Abstract

Depending on the strain and temperature regime examined recovery of bcc metals during hot rolling or annealing subsequent to cold deformation often leads to the preservation of certain deformation texture components. A broad variety of mesoscopic and macroscopic texture data from both hot rolled and cold rolled and annealed bcc metals (Fe, Ta, Mo, Nb) and alloys (low-carbon steels, ferritic stainless steels, transformer steels) is re-examined with respect to such phenomena. The data suggest that two conditions promote strong recovery of certain bcc deformation texture components (e.g. {001} <110>), namely, the absence of kinetic instabilities, and the absence of thermodynamic and mechanic instabilities. The first case applies if the grains do not tend to generate large local misorientations in their interiors during plastic deformation. The second case applies if the stored dislocation density is low.

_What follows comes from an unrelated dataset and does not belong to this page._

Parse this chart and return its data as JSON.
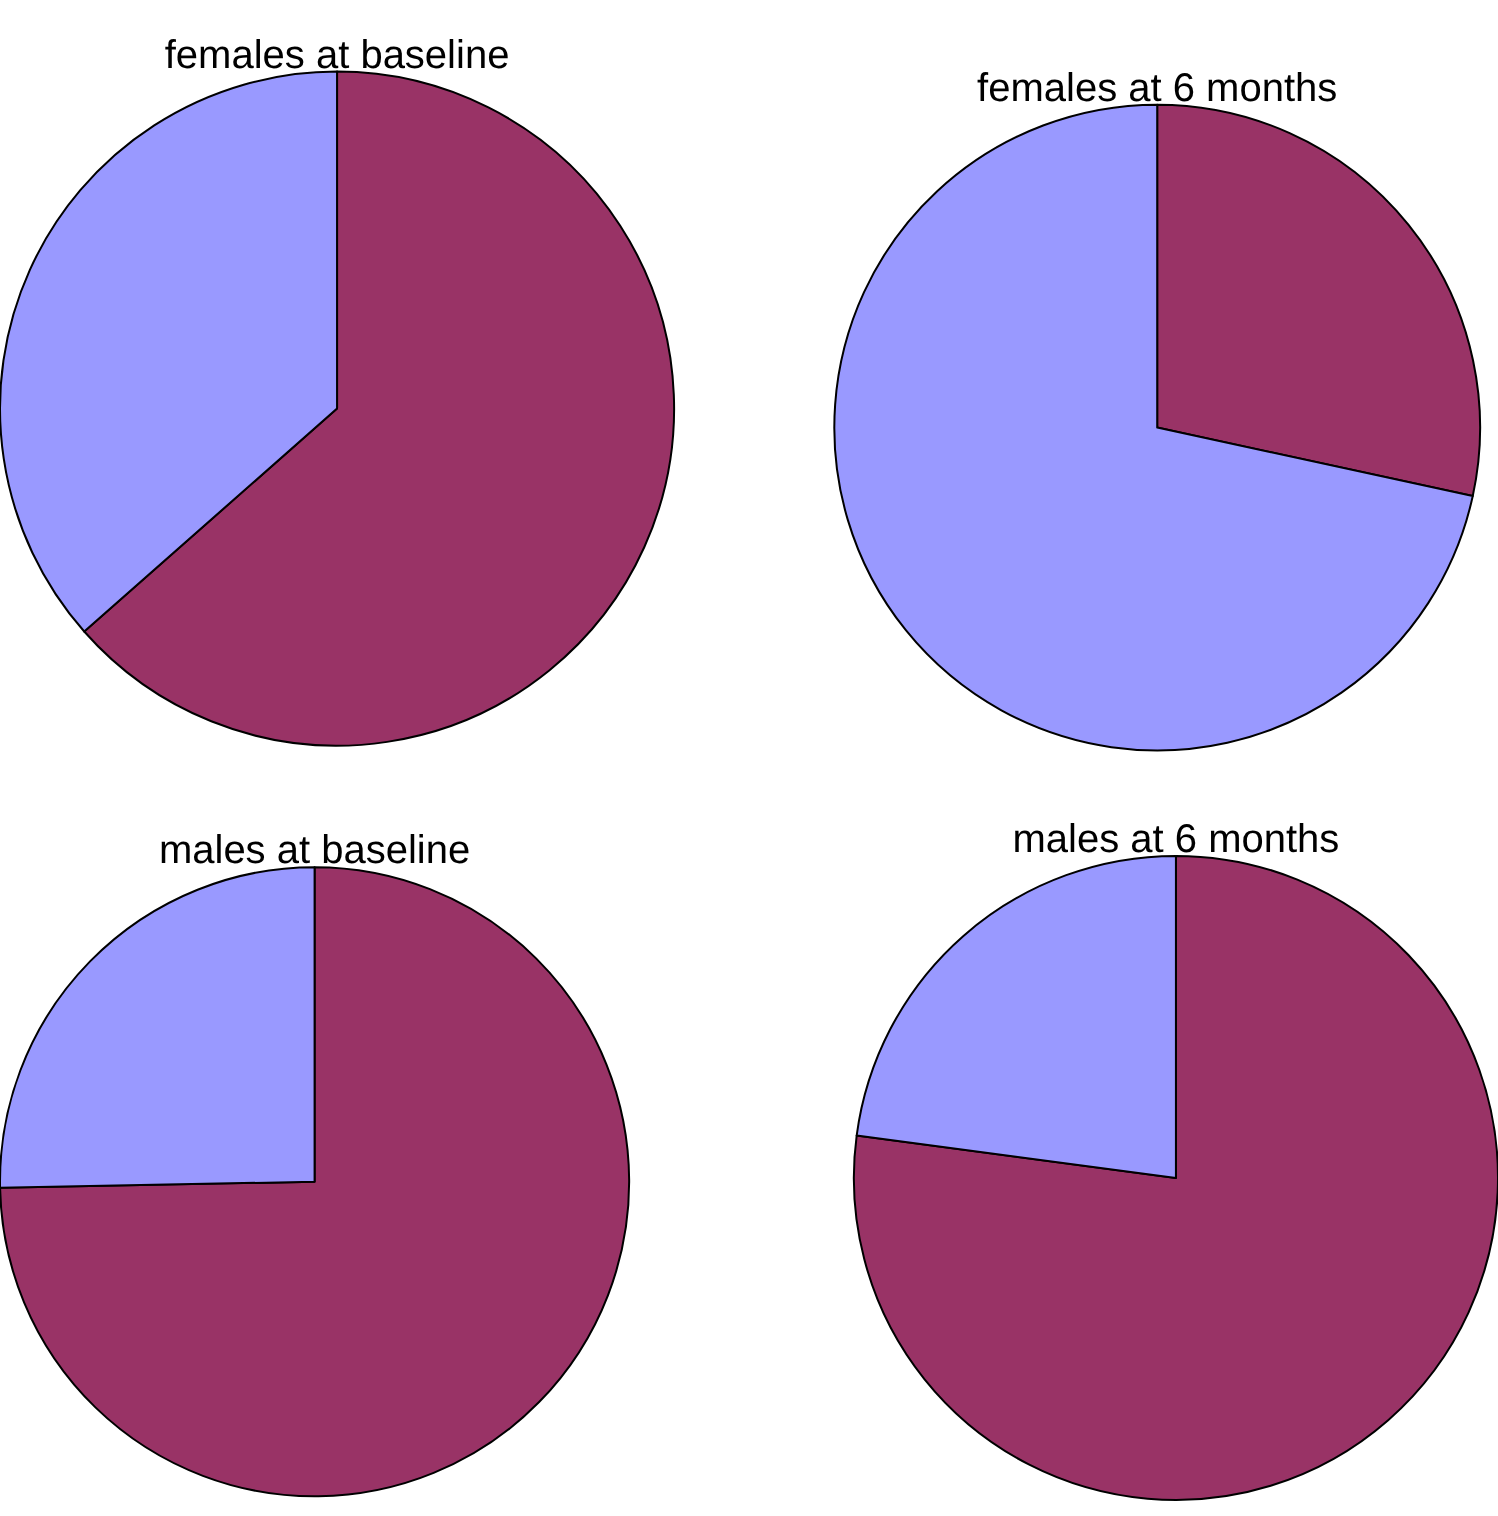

Both features depend on the grain orientation. The experimental observations are complemented by three types of numerical simulations. The influence of the number of Burgers vectors equally involved during preceding deformation on the kinetics of static recovery is numerically studied using 2 dimensional dislocation dynamics. The orientation dependent inclination to generate local misorientations in the grain interiors is simulated using a Taylor type approach with different constraints on either side of the grain. The influence of the orientation dependence of recovery on the final annealing texture is simulated using a 3 dimensional cellular automation. Experiment and simulation show that both the recovery kinetics and the tendency to form kinetic instabilities considerably depend on the orientation. The latter effect seems to be essential for the prevalence of either RX or RC.